Built-in validation rules can check various criteria like date format, numeric value, interval match, phone number validity and format, and more. If you have special requirements, you can implement custom validation rules in CTL (CloverETL Transformation Language), but more on that in another post.
How Validator Fits into Data Quality
Validator nicely complements the Data Profiler in the Data Quality package. Generally, you start with Data Profiler to assess the overall condition of your data using statistics. Seeing variations of formats, missing values, and excessive ranges indicates which fields will need special care when setting up Validator. This will make sure no bad records get through. Validator acts as the second stage of checks for specific problems in your data and reports each one of them to you. Used in conjunction, these tools allow for efficient, comprehensive data quality.
The single most important concept in Validator is a validation rule. You can look at rules as boolean operators checking field values and returning either a success or failure. You can create complex combinations by putting multiple rules into groups, which can be either evaluated as "all rules in the group must pass" (AND) or "at least one must pass", i.e. OR.
Adding New Rules
To add a new active rule, drop one of the available rules to the active rules list, then click the corresponding Input fields property and select a field to which you want to apply this rule. You can also use drag and drop to set Input fields – just drag fields from Input metadata to any active rule. Some rules can be further configured on the Properties tab below the list.
Along with basic checks, you can do pretty cool things with two interesting rules in the Basic rules palette. First, with the Lookup rule, you can match field values against any type of lookup table. (Note: You'll need to have the lookup table previously defined or linked in your graph.) Secondly, the Expression rule let you do a little bit of programming and define simple custom filter expression to validate the data. This rule works to ExtFilter component with a filter expression.
String Rules and Conversions
String rules is a special category of rules that applies to string fields and can not only be used as checks, but also as conversion functions. For example, let's take a look at an instance where the raw data you get as a CSV file is a complete mess. If you were to create proper metadata for this file, you would lose a lot of records solely because the parser would skip all those misspelled numbers, ad-hoc date formats, etc.
Instead, define the metadata for reading as "all string fields", and let Validator try to find out which are good, and thus convertible, and which are bad. You can connect an output edge with non-string type fields and use these rules to convert the values for you automatically - e.g. string to date or string to number.
Every active rule can be, and typically needs to be configured. The configuration of a rule usually specifies which input field will be validated by this rule, then sets rule-specific parameters, like the date format mask for rules that parse validated strings as dates.
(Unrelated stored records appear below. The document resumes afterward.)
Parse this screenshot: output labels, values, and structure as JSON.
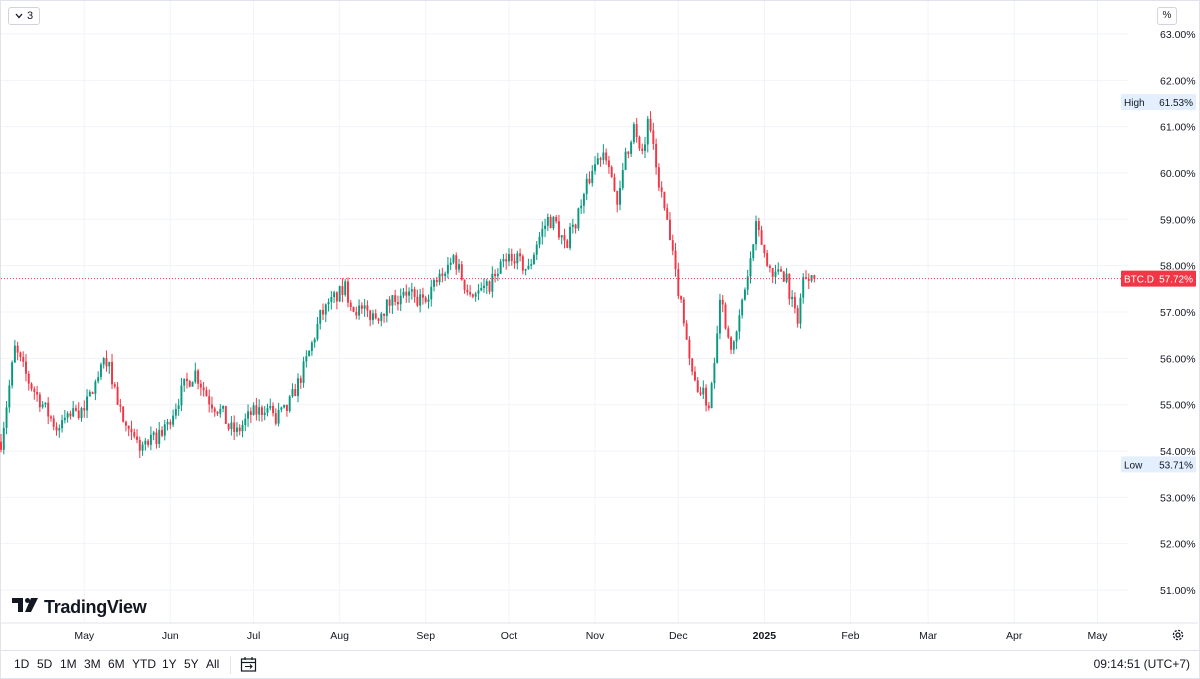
{
  "toolbar": {
    "interval_label": "3",
    "percent_label": "%"
  },
  "branding": {
    "logo_text": "TradingView"
  },
  "bottom_bar": {
    "ranges": [
      "1D",
      "5D",
      "1M",
      "3M",
      "6M",
      "YTD",
      "1Y",
      "5Y",
      "All"
    ],
    "clock": "09:14:51 (UTC+7)"
  },
  "colors": {
    "up": "#089981",
    "down": "#f23645",
    "grid": "#f0f3fa",
    "last_price": "#f23645",
    "marker_bg": "#e3effd"
  },
  "chart_data": {
    "type": "candlestick",
    "symbol_label": "BTC.D",
    "last_value_label": "57.72%",
    "last_value": 57.72,
    "high_label": "High",
    "high_value_label": "61.53%",
    "high_value": 61.53,
    "low_label": "Low",
    "low_value_label": "53.71%",
    "low_value": 53.71,
    "y_ticks": [
      "51.00%",
      "52.00%",
      "53.00%",
      "54.00%",
      "55.00%",
      "56.00%",
      "57.00%",
      "58.00%",
      "59.00%",
      "60.00%",
      "61.00%",
      "62.00%",
      "63.00%"
    ],
    "y_tick_values": [
      51,
      52,
      53,
      54,
      55,
      56,
      57,
      58,
      59,
      60,
      61,
      62,
      63
    ],
    "ylim": [
      50.5,
      63.3
    ],
    "x_ticks": [
      {
        "label": "May",
        "day": 30
      },
      {
        "label": "Jun",
        "day": 61
      },
      {
        "label": "Jul",
        "day": 91
      },
      {
        "label": "Aug",
        "day": 122
      },
      {
        "label": "Sep",
        "day": 153
      },
      {
        "label": "Oct",
        "day": 183
      },
      {
        "label": "Nov",
        "day": 214
      },
      {
        "label": "Dec",
        "day": 244
      },
      {
        "label": "2025",
        "day": 275,
        "bold": true
      },
      {
        "label": "Feb",
        "day": 306
      },
      {
        "label": "Mar",
        "day": 334
      },
      {
        "label": "Apr",
        "day": 365
      },
      {
        "label": "May",
        "day": 395
      }
    ],
    "x_domain": [
      0,
      406
    ],
    "keypoints": [
      [
        0,
        54.2
      ],
      [
        5,
        56.2
      ],
      [
        10,
        55.5
      ],
      [
        15,
        55.0
      ],
      [
        20,
        54.5
      ],
      [
        25,
        54.8
      ],
      [
        30,
        54.9
      ],
      [
        35,
        55.6
      ],
      [
        38,
        56.0
      ],
      [
        42,
        55.1
      ],
      [
        45,
        54.4
      ],
      [
        50,
        54.1
      ],
      [
        55,
        54.2
      ],
      [
        60,
        54.6
      ],
      [
        63,
        55.0
      ],
      [
        66,
        55.4
      ],
      [
        70,
        55.7
      ],
      [
        75,
        55.1
      ],
      [
        80,
        54.8
      ],
      [
        82,
        54.5
      ],
      [
        85,
        54.4
      ],
      [
        90,
        54.8
      ],
      [
        95,
        54.9
      ],
      [
        99,
        54.7
      ],
      [
        103,
        54.9
      ],
      [
        108,
        55.6
      ],
      [
        112,
        56.3
      ],
      [
        115,
        56.9
      ],
      [
        120,
        57.3
      ],
      [
        124,
        57.5
      ],
      [
        127,
        57.1
      ],
      [
        130,
        57.0
      ],
      [
        135,
        56.9
      ],
      [
        140,
        57.2
      ],
      [
        145,
        57.5
      ],
      [
        150,
        57.2
      ],
      [
        155,
        57.5
      ],
      [
        160,
        57.9
      ],
      [
        163,
        58.2
      ],
      [
        167,
        57.6
      ],
      [
        170,
        57.4
      ],
      [
        175,
        57.5
      ],
      [
        178,
        57.8
      ],
      [
        181,
        58.0
      ],
      [
        184,
        58.2
      ],
      [
        190,
        57.9
      ],
      [
        193,
        58.5
      ],
      [
        197,
        59.0
      ],
      [
        200,
        58.9
      ],
      [
        203,
        58.4
      ],
      [
        206,
        58.8
      ],
      [
        210,
        59.5
      ],
      [
        213,
        60.1
      ],
      [
        217,
        60.5
      ],
      [
        219,
        60.3
      ],
      [
        222,
        59.2
      ],
      [
        225,
        60.4
      ],
      [
        228,
        61.0
      ],
      [
        230,
        60.4
      ],
      [
        232,
        60.6
      ],
      [
        233,
        61.2
      ],
      [
        236,
        60.1
      ],
      [
        240,
        58.9
      ],
      [
        243,
        57.8
      ],
      [
        246,
        56.9
      ],
      [
        249,
        55.6
      ],
      [
        252,
        55.3
      ],
      [
        255,
        55.0
      ],
      [
        257,
        56.0
      ],
      [
        259,
        57.4
      ],
      [
        262,
        56.5
      ],
      [
        264,
        56.2
      ],
      [
        267,
        57.2
      ],
      [
        270,
        58.1
      ],
      [
        272,
        58.8
      ],
      [
        274,
        58.5
      ],
      [
        276,
        58.0
      ],
      [
        278,
        57.9
      ],
      [
        280,
        57.8
      ],
      [
        283,
        57.8
      ],
      [
        285,
        57.1
      ],
      [
        287,
        56.9
      ],
      [
        289,
        57.7
      ],
      [
        292,
        57.9
      ],
      [
        293,
        57.72
      ]
    ]
  }
}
By default, there is a "Copy all by name" rule at the beginning of the validation tree. This ensures that Validator will send validated values to output fields with matching names and types. All rules can also write the validated input value to any explicitly specified output field.
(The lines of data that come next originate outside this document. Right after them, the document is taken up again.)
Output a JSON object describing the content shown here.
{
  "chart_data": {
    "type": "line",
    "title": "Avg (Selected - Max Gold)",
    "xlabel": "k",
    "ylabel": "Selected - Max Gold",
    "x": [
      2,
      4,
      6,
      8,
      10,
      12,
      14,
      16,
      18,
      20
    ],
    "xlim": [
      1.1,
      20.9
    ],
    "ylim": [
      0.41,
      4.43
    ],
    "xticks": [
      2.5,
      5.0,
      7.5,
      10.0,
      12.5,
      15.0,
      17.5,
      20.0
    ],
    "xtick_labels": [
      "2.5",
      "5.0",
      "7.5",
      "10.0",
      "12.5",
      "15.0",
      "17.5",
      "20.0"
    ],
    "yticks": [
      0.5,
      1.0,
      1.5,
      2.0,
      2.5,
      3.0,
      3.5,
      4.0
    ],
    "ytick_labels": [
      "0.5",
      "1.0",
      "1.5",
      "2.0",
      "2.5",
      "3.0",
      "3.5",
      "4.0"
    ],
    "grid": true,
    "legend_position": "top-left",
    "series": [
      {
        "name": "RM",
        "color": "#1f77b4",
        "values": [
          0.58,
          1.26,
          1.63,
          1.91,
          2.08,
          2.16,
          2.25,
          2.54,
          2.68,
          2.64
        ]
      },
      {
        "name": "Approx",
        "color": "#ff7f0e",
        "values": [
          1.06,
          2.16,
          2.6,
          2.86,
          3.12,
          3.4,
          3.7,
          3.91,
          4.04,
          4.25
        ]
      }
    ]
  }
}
As said earlier, Validator can also convert incoming string values to a specific target data type – for example, date or integer. This can be done in rules like "Is Date" and "Is Number". These allow you to specify an output field that's of the desired target type.
There are two special Assignment rules available to you, both of which copy data from selected input fields into desired output fields. The Copy rule copies a single input field to a single output field (1:1), while the Transform rule allows you to specify a CTL transformation that can do an arbitrary field assignment (M:N). With this, Validator can transform your input data based on conditions found in your data. By placing the Assignment rules into different branches of your validation tree, you can control which fields will be selected from the input data and which are not going to be used in Validator's output.
Error Output Mapping
The second important configuration setting of the Validator component is "Error output mapping". Here, various validation error details can be mapped onto the component's second output port fields.
By connecting a writer component to this port, you can generate your validation error reports. In these reports, you can include the number of the record that did not pass the validation, validation message that describes the problem found in your data, the name of the rule that detected the problem, names and actual values of validated fields, and the identification of this Validator component. Error reports serve as an important entry point for fixing problems in your data.